A student of Fine Arts and Japanese culture of six years at Murray State University. Having never graduated due to difficulties with a specific teacher has gained a unique perspective upon the issues being faced by men and boys. A father of a young boy and loving husband.

  • Gush Gosh

    There’s always a symbolic death in the heroes journey…
    In this one the death is literal, his humanity is killed and he’s turned into a machine looking to find his humanity back and learning that his humanity isn’t tied to how people perceive him but his internal morality.
    Astroboy is just a coming of age story for boys on how humanity is nothing but a realization that one has one own’s volition and is entitled to and responsible for own’s own choices.

    • Anime-Mun

      This is why I went into his life and works in the order of how he came up and how he started. Mentioning specifiically Jungle Emperor Leo. Its safe to say a lot of Tezuka’s stories were layered in nature. That they used tried and true literary devices sure but in a way that also brought attention to real issues like the aforementioned poaching.

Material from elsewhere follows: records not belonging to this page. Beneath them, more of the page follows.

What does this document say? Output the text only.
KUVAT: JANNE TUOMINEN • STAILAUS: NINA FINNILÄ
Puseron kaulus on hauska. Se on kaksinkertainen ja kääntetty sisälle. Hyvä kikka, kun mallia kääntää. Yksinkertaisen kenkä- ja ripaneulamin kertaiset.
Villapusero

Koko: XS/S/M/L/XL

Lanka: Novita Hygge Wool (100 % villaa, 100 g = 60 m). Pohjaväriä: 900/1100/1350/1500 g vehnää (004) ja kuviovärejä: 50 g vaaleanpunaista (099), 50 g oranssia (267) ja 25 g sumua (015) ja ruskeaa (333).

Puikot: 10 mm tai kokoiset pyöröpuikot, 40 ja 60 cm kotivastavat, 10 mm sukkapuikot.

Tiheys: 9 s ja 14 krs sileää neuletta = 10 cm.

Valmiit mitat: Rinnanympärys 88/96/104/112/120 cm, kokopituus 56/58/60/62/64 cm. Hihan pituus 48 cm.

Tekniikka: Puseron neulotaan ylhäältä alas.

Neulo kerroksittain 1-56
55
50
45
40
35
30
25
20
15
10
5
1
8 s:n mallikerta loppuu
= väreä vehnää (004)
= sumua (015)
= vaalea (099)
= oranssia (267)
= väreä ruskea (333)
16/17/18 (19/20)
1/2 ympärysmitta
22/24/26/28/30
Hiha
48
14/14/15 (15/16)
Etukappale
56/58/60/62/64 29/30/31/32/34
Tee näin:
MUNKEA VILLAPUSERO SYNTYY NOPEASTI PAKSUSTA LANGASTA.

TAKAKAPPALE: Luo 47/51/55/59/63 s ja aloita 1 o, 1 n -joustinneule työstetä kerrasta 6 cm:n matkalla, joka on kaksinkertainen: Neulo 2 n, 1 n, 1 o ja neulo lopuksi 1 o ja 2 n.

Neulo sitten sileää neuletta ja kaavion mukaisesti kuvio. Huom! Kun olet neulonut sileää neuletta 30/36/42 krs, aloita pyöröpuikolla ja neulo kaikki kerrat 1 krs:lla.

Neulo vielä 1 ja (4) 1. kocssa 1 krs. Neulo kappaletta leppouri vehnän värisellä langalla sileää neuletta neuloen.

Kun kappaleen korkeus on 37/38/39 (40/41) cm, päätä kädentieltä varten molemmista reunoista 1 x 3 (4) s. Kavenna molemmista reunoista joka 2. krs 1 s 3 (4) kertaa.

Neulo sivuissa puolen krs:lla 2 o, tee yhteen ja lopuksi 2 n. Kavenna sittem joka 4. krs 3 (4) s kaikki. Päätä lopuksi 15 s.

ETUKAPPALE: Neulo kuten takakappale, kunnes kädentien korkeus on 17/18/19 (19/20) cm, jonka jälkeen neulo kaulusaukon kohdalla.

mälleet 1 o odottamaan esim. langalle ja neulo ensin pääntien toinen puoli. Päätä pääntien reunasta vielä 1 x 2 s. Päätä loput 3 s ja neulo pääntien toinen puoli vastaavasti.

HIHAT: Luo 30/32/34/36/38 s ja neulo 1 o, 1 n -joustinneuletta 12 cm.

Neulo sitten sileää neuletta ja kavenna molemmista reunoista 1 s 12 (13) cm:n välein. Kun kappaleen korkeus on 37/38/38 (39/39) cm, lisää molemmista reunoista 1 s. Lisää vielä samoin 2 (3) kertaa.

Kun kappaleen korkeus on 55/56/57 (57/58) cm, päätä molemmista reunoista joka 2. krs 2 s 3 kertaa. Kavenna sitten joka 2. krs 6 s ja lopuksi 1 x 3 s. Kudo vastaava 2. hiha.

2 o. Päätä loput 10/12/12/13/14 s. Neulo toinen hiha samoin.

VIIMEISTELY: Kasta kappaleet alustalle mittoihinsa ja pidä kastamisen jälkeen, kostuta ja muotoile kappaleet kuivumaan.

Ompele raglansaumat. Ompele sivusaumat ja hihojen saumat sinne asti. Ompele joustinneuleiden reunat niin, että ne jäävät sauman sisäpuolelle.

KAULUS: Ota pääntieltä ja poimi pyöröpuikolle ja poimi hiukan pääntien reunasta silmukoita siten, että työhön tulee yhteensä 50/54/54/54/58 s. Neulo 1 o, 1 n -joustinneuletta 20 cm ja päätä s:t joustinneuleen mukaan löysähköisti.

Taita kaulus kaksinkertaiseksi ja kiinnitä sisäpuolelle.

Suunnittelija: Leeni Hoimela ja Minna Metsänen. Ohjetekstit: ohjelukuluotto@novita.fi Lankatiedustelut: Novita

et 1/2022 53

Though even with how you are approaching this, Astro is still a robot with a human heart. He is still at his core a boy seeking to become a man. Its for this reason I even touched upon his war experiences as a teenager because those shaped Tezuka’s own desire to help others. Those experiences have colored his work in very clear ways. Its also why I mention Black Jack and consider it his magnum opus because it encompasses everything the good doctor is as a creator and as a person.

      Astro Boy may have been his coming of age as a creator but Black Jack proves that his desire for his works to help others was always there. Note how Astro in any form rarely questioned his own humanity. He merely had to prove it to others. Much like Pinocchio from which the story is influenced.